By Sarah Shearman, marketingmagazine.co.uk, Monday, 15 October 2012 09:45AM
Xbox Music aims to be an "all-in-one" music service, offering music streaming, a radio service and the option to buy tracks. It has a library of 30-million tracks, topping the 26 million offered by iTunes.
The service is ad-funded, meaning users can stream the tracks for free with the option of ad-free listening for a premium subscription of £8.99 per month, in a similar offering to Spotify. Streaming is something which is not currently available on iTunes. They can also purchase tracks from the library. A spokesman for Xbox would not confirm the pricing for this, saying it would be "competitive".
The service rolls out to 22 countries tomorrow, including the UK. Currently it is only available on via the Xbox 360 games console. Xbox Music offers cloud storage, in a similar way to Amazon and Google’s music services, which mean users can listen to their tracks across different devices and also upload existing music collections to it, using "scan and match" technology.
However it plans to expand the service in the coming weeks, making it available on Windows 8 and on its Surface tablet, when the new operating system launches towards the end of this month. It also has plans to expand it to the Windows Phone.

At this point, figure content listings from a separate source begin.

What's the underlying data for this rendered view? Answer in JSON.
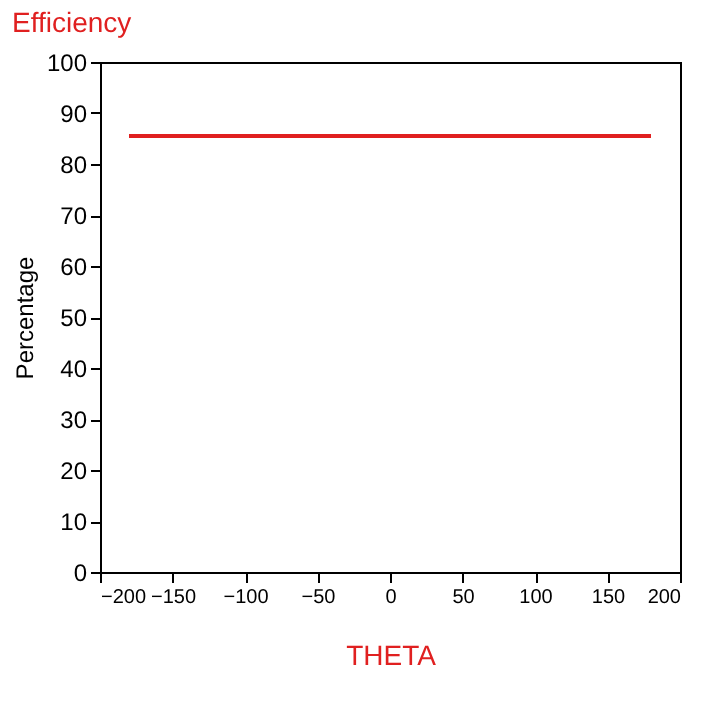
{
  "chart_data": {
    "type": "line",
    "title": "Efficiency",
    "xlabel": "THETA",
    "ylabel": "Percentage",
    "x": [
      -180,
      180
    ],
    "series": [
      {
        "color": "#e02020",
        "values": [
          85.5,
          85.5
        ]
      }
    ],
    "xlim": [
      -200,
      200
    ],
    "xticks": [
      -200,
      -150,
      -100,
      -50,
      0,
      50,
      100,
      150,
      200
    ],
    "ylim": [
      0,
      100
    ],
    "yticks": [
      0,
      10,
      20,
      30,
      40,
      50,
      60,
      70,
      80,
      90,
      100
    ],
    "grid": false,
    "legend": false,
    "marker": "none",
    "line_style": "solid"
  }
}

Don Mattrick, president of the Interactive Entertainment Business at Microsoft, said: "The launch of Xbox Music is a milestone in simplifying digital music on every type of device and on a global scale. We’re breaking down the walls that fracture your music experiences today to ensure that music is better integrated across the screens that you care about most – your tablet, PC, phone and TV."
Xbox attempted to rival iTunes previously with its music service Zune, but it failed to gain traction. Xbox Music will replace the Zune brand.
The move is part of Microsoft’s plans to expand the Xbox brand from gaming to entertainment. As part of this strategy, a year ago Xbox started offering content from partners, including LoveFilm, BBC and Channel 4.